A previous position gave me the chance to learn about Lean Manufacturing. I've learned a small useful bit of insight about how a company, team or operation can should operate to deliver value for its customers. The Lean philosophy is all about identifying and eliminating waste. One of the biggest challenges is for companies to first IDENTIFY the waste in their organization and processes. The biggest target is the shop floor, but all areas of the organization should be heeding this warning. This isn't just a shop-floor solution.

What Is Waste, Anyway?

Waste is something that the customer is not, or does not want to pay for. Waste can typically be categorized as either ‘necessary waste’ and ‘pure waste’. The necessary waste can involve processes that are required to get the order taken, the accounting processes done, the payroll completed, and the reports compiled. The customer doesn’t pay for any of that, but it’s got to be done. Certainly there are processes that can be improved within those necessary waste items that you find during a value-stream mapping exercise. The pure waste is the main focus of a Lean organization’s focus.

Seven Forms of Waste

Overproduction - making too much product before it has been ordered, or before you can invoice for it. Simple stuff. Only product when and until you need it. Don't batch your product. A solution often found for this form of waste is single-piece-flow. There are a myriad of reasons excuses generated for why a company/process/team cannot do single piece flow. The waste here is the wasted opportunity where you could have been building something else that could have been invoiced right away.

Overprocessing  - only work on a product as much as it needs or as much as the customer wants. Do not polish the underside of a car. Do not give that widget 10 coats of paint if it only requires 2.

Inventory - typically this refers to raw materials and finished product. Having too much input and too many outputs not being shipped. Both of these tie up cash that should otherwise be sitting in your bank account. Produce the product at the last responsible time. Ship & invoice as soon as you can.
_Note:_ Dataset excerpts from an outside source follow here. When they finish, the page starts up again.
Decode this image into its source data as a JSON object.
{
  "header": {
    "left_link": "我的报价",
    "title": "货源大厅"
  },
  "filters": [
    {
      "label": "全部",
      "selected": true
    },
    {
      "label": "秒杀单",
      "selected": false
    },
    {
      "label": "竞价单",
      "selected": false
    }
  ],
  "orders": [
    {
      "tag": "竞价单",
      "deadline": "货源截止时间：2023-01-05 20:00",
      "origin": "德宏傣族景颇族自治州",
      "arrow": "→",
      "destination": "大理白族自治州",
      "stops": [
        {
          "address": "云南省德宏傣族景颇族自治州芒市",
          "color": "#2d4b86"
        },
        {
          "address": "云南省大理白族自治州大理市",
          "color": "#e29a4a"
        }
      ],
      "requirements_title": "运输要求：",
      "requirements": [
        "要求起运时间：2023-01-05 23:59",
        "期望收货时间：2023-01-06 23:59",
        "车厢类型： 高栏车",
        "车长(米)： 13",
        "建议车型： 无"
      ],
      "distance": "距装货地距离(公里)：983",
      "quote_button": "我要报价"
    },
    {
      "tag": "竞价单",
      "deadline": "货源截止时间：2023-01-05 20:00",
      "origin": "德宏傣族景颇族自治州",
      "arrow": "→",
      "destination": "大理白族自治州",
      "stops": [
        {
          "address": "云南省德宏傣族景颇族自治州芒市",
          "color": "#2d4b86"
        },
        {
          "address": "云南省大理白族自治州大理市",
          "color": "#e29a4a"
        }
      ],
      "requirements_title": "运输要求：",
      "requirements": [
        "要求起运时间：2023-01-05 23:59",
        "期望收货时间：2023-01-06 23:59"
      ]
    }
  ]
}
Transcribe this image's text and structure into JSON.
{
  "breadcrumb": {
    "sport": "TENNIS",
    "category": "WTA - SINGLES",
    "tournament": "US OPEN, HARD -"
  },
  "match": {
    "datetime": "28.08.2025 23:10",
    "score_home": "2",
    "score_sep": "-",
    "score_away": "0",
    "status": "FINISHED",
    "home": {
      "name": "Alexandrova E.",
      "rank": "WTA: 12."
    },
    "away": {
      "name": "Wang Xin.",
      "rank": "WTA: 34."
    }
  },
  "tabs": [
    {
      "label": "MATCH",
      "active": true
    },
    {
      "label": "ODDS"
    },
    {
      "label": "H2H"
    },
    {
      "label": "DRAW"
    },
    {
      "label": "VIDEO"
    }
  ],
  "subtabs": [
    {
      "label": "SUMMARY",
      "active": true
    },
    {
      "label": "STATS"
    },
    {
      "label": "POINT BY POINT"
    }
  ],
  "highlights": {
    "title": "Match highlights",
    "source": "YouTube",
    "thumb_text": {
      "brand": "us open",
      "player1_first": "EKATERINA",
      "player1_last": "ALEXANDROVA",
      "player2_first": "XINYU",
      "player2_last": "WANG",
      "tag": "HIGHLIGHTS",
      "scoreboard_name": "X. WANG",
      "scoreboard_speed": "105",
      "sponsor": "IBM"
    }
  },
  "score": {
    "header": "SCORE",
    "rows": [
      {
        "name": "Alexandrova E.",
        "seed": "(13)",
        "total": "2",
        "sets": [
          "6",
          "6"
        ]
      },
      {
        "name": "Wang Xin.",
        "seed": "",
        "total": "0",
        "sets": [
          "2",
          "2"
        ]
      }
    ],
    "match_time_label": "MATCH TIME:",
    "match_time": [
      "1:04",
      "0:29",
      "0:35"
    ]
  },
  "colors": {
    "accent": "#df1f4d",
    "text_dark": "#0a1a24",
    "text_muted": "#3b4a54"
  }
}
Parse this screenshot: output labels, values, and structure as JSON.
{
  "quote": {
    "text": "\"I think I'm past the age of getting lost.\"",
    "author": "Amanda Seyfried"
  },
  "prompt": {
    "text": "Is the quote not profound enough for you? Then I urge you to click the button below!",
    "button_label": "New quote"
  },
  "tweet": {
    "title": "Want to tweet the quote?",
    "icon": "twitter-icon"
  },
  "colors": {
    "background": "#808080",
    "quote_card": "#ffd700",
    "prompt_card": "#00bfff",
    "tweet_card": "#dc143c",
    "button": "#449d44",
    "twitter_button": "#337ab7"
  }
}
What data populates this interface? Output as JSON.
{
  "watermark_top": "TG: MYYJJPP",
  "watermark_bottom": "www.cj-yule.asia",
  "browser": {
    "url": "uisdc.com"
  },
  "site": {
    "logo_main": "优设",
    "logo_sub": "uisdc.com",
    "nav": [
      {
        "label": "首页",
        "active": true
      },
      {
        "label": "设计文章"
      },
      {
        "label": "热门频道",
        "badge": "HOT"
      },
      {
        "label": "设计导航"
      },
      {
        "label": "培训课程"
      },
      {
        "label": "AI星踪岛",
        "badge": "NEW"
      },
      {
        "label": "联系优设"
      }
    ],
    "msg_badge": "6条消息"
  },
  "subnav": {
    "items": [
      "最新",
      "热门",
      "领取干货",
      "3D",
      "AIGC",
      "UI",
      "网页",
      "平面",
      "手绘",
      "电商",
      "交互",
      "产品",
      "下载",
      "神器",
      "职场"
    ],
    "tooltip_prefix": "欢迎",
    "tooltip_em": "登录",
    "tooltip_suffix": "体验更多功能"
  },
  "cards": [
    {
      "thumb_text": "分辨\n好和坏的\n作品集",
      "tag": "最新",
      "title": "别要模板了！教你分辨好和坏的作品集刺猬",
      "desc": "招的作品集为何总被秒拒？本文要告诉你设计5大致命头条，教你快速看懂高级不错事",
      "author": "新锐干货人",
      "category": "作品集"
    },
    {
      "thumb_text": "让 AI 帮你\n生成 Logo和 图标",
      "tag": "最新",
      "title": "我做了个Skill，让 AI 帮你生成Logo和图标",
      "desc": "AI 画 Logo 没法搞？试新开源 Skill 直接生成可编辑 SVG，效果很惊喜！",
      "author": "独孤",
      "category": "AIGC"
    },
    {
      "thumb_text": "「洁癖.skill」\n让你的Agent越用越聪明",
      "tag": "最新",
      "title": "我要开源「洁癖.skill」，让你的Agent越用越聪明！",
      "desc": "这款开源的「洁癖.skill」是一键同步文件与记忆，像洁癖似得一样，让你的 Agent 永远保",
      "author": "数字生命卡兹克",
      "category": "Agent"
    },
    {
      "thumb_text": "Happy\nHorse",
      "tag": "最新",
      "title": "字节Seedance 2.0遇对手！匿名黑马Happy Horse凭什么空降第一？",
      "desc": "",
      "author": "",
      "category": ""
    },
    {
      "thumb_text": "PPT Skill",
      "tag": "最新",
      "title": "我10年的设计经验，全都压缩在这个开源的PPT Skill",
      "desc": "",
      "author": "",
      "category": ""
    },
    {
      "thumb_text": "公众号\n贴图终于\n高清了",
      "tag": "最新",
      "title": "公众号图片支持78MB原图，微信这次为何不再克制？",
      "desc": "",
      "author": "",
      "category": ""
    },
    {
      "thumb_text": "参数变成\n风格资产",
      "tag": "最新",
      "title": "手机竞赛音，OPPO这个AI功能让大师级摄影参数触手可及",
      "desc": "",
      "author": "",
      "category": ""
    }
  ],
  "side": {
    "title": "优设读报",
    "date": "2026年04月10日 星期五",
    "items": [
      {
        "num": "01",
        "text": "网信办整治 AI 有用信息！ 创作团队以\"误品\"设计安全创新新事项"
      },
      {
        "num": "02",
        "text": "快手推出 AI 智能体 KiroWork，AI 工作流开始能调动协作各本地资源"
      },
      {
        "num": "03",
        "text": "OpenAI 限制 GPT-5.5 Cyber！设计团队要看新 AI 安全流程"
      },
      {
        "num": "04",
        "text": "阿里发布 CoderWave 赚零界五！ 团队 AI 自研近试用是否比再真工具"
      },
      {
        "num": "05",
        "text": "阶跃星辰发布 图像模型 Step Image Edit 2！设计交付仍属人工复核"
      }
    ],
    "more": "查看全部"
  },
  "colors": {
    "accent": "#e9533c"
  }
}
This is a fine balance that can have you juggling with many variables (ordering lead times with multiple vendors, shipping schedules, lumpy customer demand, external dependencies, weather, etc.

Transportation - moving raw materials, in-process goods, and finished goods doesn't add value to the customer. They aren't paying for those trucks, forklifts, conveyors, and people - you are! This includes handoffs and transfers.

Waiting - imagine the assembly line. This is again the lost-opportunity scenario. Someone on the shop floor waiting for raw materials or their 'input' is a classic example. This applies to customers and vendors as well. Waiting for vendors who don't support you in the Lean philosophy can cost you time and money. Those vendors should be encouraged to accelerate/step up, or be replaced. We all have customers to serve, and we should strive to meet their demands.

Rework/Defects – don’t make something that isn't what the customer ordered. A defect may be a problem in your product that deviates from the specs, or is actually a hidden flaw. The later in the process that the flaws are discovered, the more expensive it will be to fix. This is totally non-value added, and you don't get paid to fix those defects. Rework is just as wasteful: fixing a processing mistake from an upstream process usually costs more than finding and fixing the problem upstream. Software developers and I.T. workers know this intimately.

Motion - the movement of people. If a worker has to travel outside a 6-foot circle (or some other subjective 'reasonable' distance), they likely are spending too much time not working on the product and adding value. This happens also when an often-needed set of files are located across the building. Same would apply to a printer, stockpile of supplies, or other team members!